Another womanless Sel had drifted to them a few months after Kuntaw died—Édouard-Outger Sel, the oldest son of Francis-Outger, who himself was one of the two sons of Beatrix Duquet and Kuntaw, and so a grandson of the ancestor Dutchman Outger Duquet.
Édouard-Outger, who had been subjected to a Duquet education, left Penobscot Bay after his father’s funeral, worked a few years in Boston and then began decades of wandering. By the time he came to his Mi’kmaw relatives he was in early middle age and rather peculiar. He spoke a garbled, halting old-fashioned kind of Mi’kmaw language mixed with unknown jargon and French words. At first no one knew how he had learned his antique version of the language and that information he kept to himself for a long time. Every few months he went away somewhere and came back grey and shaky, sometimes bandaged, but carrying a bag of flour or meal.
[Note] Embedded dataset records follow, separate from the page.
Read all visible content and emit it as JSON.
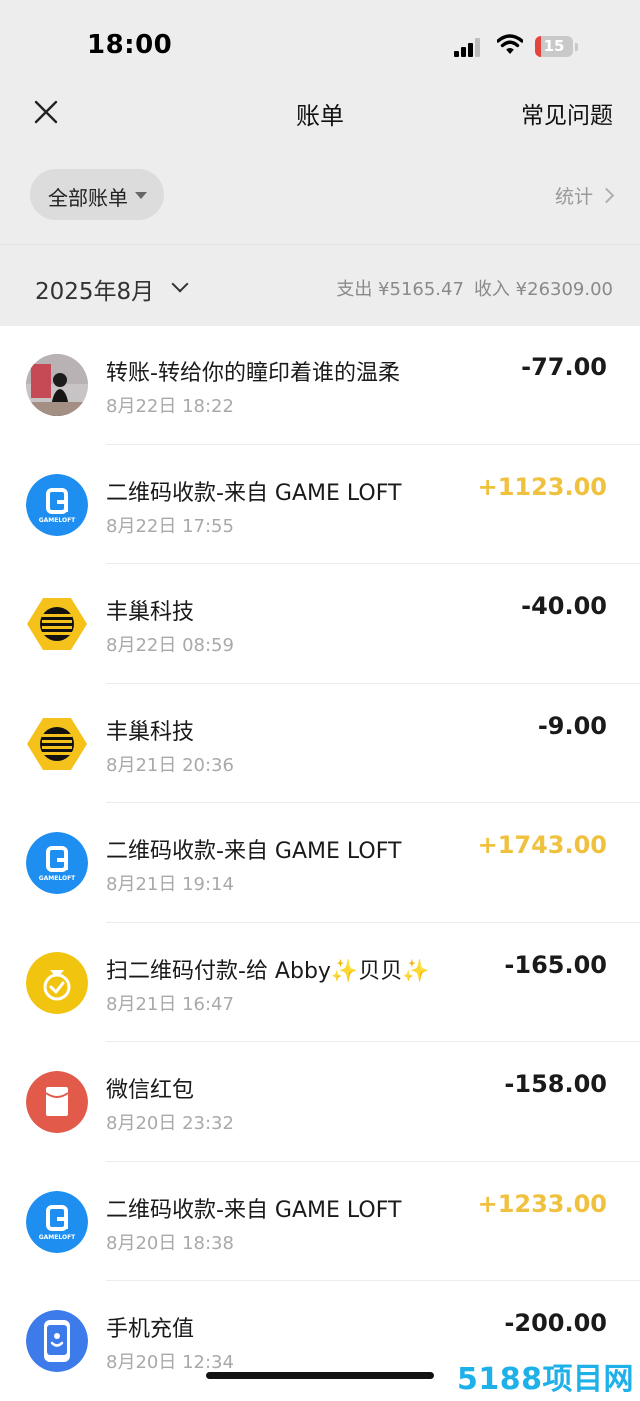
{
  "status_bar": {
    "time": "18:00",
    "battery_level": "15",
    "battery_fraction": 0.15,
    "battery_color": "#e5443c"
  },
  "nav": {
    "title": "账单",
    "faq": "常见问题"
  },
  "filter": {
    "label": "全部账单",
    "stats": "统计"
  },
  "period": {
    "month": "2025年8月",
    "expense": "支出 ¥5165.47",
    "income": "收入 ¥26309.00"
  },
  "colors": {
    "income": "#efc13f",
    "gameloft": "#1e8ff0",
    "fengchao": "#f4c21b",
    "scan_pay": "#f1c40f",
    "red_packet": "#e15a4a",
    "recharge": "#3d7bea"
  },
  "transactions": [
    {
      "icon": "user-photo",
      "name": "转账-转给你的瞳印着谁的温柔",
      "time": "8月22日 18:22",
      "amount": "-77.00",
      "type": "expense"
    },
    {
      "icon": "gameloft-logo",
      "name": "二维码收款-来自 GAME LOFT",
      "time": "8月22日 17:55",
      "amount": "+1123.00",
      "type": "income",
      "logo_text": "GAMELOFT"
    },
    {
      "icon": "fengchao-logo",
      "name": "丰巢科技",
      "time": "8月22日 08:59",
      "amount": "-40.00",
      "type": "expense"
    },
    {
      "icon": "fengchao-logo",
      "name": "丰巢科技",
      "time": "8月21日 20:36",
      "amount": "-9.00",
      "type": "expense"
    },
    {
      "icon": "gameloft-logo",
      "name": "二维码收款-来自 GAME LOFT",
      "time": "8月21日 19:14",
      "amount": "+1743.00",
      "type": "income",
      "logo_text": "GAMELOFT"
    },
    {
      "icon": "money-bag-icon",
      "name": "扫二维码付款-给 Abby✨贝贝✨",
      "time": "8月21日 16:47",
      "amount": "-165.00",
      "type": "expense"
    },
    {
      "icon": "red-packet-icon",
      "name": "微信红包",
      "time": "8月20日 23:32",
      "amount": "-158.00",
      "type": "expense"
    },
    {
      "icon": "gameloft-logo",
      "name": "二维码收款-来自 GAME LOFT",
      "time": "8月20日 18:38",
      "amount": "+1233.00",
      "type": "income",
      "logo_text": "GAMELOFT"
    },
    {
      "icon": "phone-recharge-icon",
      "name": "手机充值",
      "time": "8月20日 12:34",
      "amount": "-200.00",
      "type": "expense"
    }
  ],
  "watermark": "5188项目网"
}
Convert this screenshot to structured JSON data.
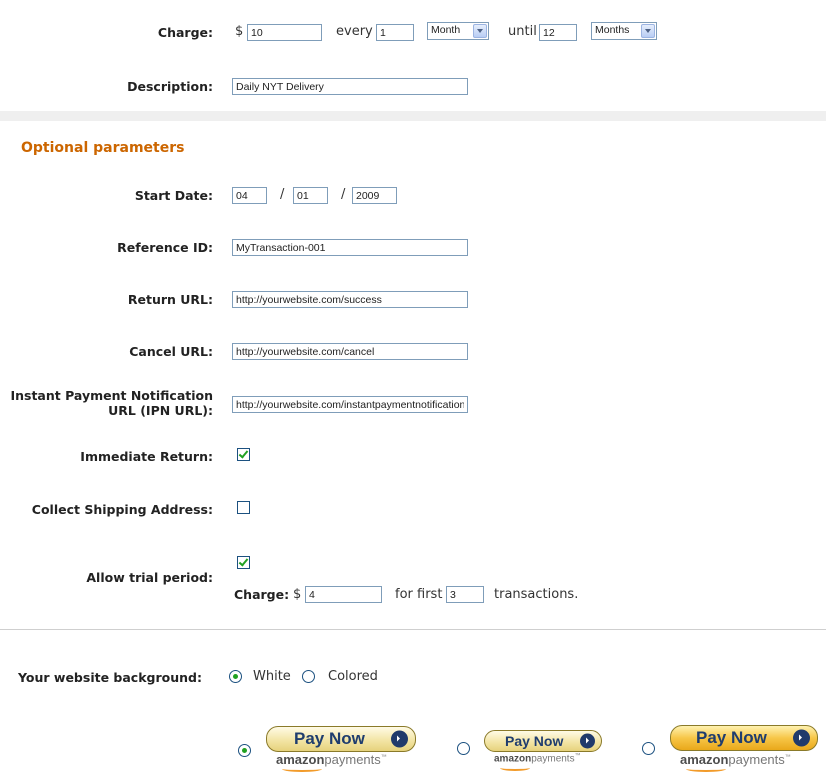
{
  "charge": {
    "label": "Charge:",
    "currency": "$",
    "amount": "10",
    "every_label": "every",
    "every_value": "1",
    "period_unit": "Month",
    "until_label": "until",
    "until_value": "12",
    "until_unit": "Months"
  },
  "description": {
    "label": "Description:",
    "value": "Daily NYT Delivery"
  },
  "optional": {
    "heading": "Optional parameters",
    "start_date": {
      "label": "Start Date:",
      "month": "04",
      "day": "01",
      "year": "2009",
      "separator": "/"
    },
    "reference_id": {
      "label": "Reference ID:",
      "value": "MyTransaction-001"
    },
    "return_url": {
      "label": "Return URL:",
      "value": "http://yourwebsite.com/success"
    },
    "cancel_url": {
      "label": "Cancel URL:",
      "value": "http://yourwebsite.com/cancel"
    },
    "ipn_url": {
      "label_line1": "Instant Payment Notification",
      "label_line2": "URL (IPN URL):",
      "value": "http://yourwebsite.com/instantpaymentnotification"
    },
    "immediate_return": {
      "label": "Immediate Return:",
      "checked": true
    },
    "collect_shipping": {
      "label": "Collect Shipping Address:",
      "checked": false
    },
    "trial": {
      "label": "Allow trial period:",
      "checked": true,
      "charge_label": "Charge:",
      "currency": "$",
      "amount": "4",
      "for_first_label": "for first",
      "count": "3",
      "transactions_label": "transactions."
    }
  },
  "background": {
    "label": "Your website background:",
    "options": [
      "White",
      "Colored"
    ],
    "selected": "White"
  },
  "pay_buttons": [
    {
      "text": "Pay Now",
      "logo_bold": "amazon",
      "logo_light": "payments",
      "tm": "™",
      "style": "cream",
      "selected": true
    },
    {
      "text": "Pay Now",
      "logo_bold": "amazon",
      "logo_light": "payments",
      "tm": "™",
      "style": "cream",
      "selected": false
    },
    {
      "text": "Pay Now",
      "logo_bold": "amazon",
      "logo_light": "payments",
      "tm": "™",
      "style": "gold",
      "selected": false
    }
  ]
}
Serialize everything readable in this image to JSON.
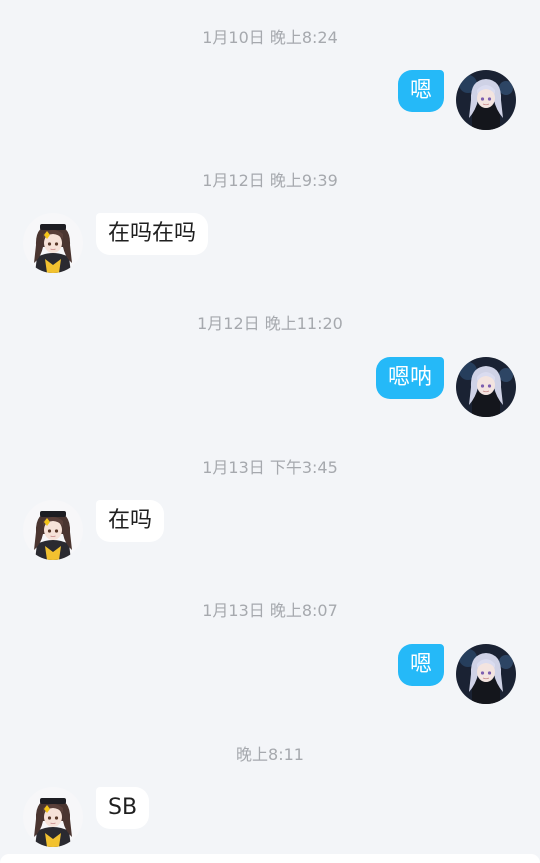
{
  "colors": {
    "background": "#f3f5f8",
    "my_bubble": "#25b9f8",
    "their_bubble": "#ffffff",
    "timestamp_text": "#a6a9ae"
  },
  "messages": [
    {
      "timestamp": "1月10日 晚上8:24",
      "sender": "me",
      "text": "嗯",
      "avatar": "anime-avatar-silver-hair"
    },
    {
      "timestamp": "1月12日 晚上9:39",
      "sender": "them",
      "text": "在吗在吗",
      "avatar": "anime-avatar-brown-hair"
    },
    {
      "timestamp": "1月12日 晚上11:20",
      "sender": "me",
      "text": "嗯呐",
      "avatar": "anime-avatar-silver-hair"
    },
    {
      "timestamp": "1月13日 下午3:45",
      "sender": "them",
      "text": "在吗",
      "avatar": "anime-avatar-brown-hair"
    },
    {
      "timestamp": "1月13日 晚上8:07",
      "sender": "me",
      "text": "嗯",
      "avatar": "anime-avatar-silver-hair"
    },
    {
      "timestamp": "晚上8:11",
      "sender": "them",
      "text": "SB",
      "avatar": "anime-avatar-brown-hair"
    }
  ]
}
Little by little it came out. He said that after his father’s death he had been a scrivener, a document copyist, in a Boston lawyer’s office, hired for his clear legible hand, but then he was dismissed for tardiness and certain reasons he did not name. “I tell you something now,” he sa
id. “The world is very wide. I have traveled much, all the way to the western ocean.” Slowly Édouard-Outger began to talk. He told how skilled horsemen of the Plains tribes were often shot by whitemen travelers for sport from moving trains as they shot running animals—dark waves of bison, huge skies stiff with birds. So rich in game were the vast plains that astonishing caravans of lordly hunting parties from Europe and England came with dogs and guns, cooks and special beds and tents. He did sometimes deviate from these sad tales with descriptions of curious adventures, which the Sels preferred to hear.
He was only a little strange, and that strangeness fell away. Although his skin was light in color, the shape of his features closely resembled Kuntaw’s. He said it was because his mother was the daughter of a man who had married a Mi’kmaw woman. “So I am Mi’kmaw person on two sides,” he said, laughing, “front and back sides,” slapping his crotch and his hindquarters. It was this maternal Mi’kmaw grandmother who had taught him the language which sounded correct from a distance but was usually incomprehensible. Nor did it take long to discover what Édouard-Outger did when he went away every few months: he went on a reeling, mindless drunk and came back very quiet and humble with his penitential bags of flour. His one ability that drew the others to him was storytelling, his tales of what he had seen and done on his travels across the continent to the Pacific. He named some of the west ocean tribes—Nootka, Kwakiutl, Tlingit, Makah.
The Sels liked to hear stories of their West Coast counterparts. As Mi’kmaq had lived on the edge of the Atlantic for thousands of years without intrusive whitemen, those faraway people had lived on the Pacific; they felt a sense of counterbalance. They listened to Édouard-Outger’s accounts of lives linked to huge cedar trees and the black canoes the western people made from them, of how they hunted giant whales in those canoes. He told of their communal houses as great buildings with lofty beams, decorated with carved animals and painted visages, and in front of the houses stood immense and gaudily colored poles with the heads of ravens and bears serving as memorials.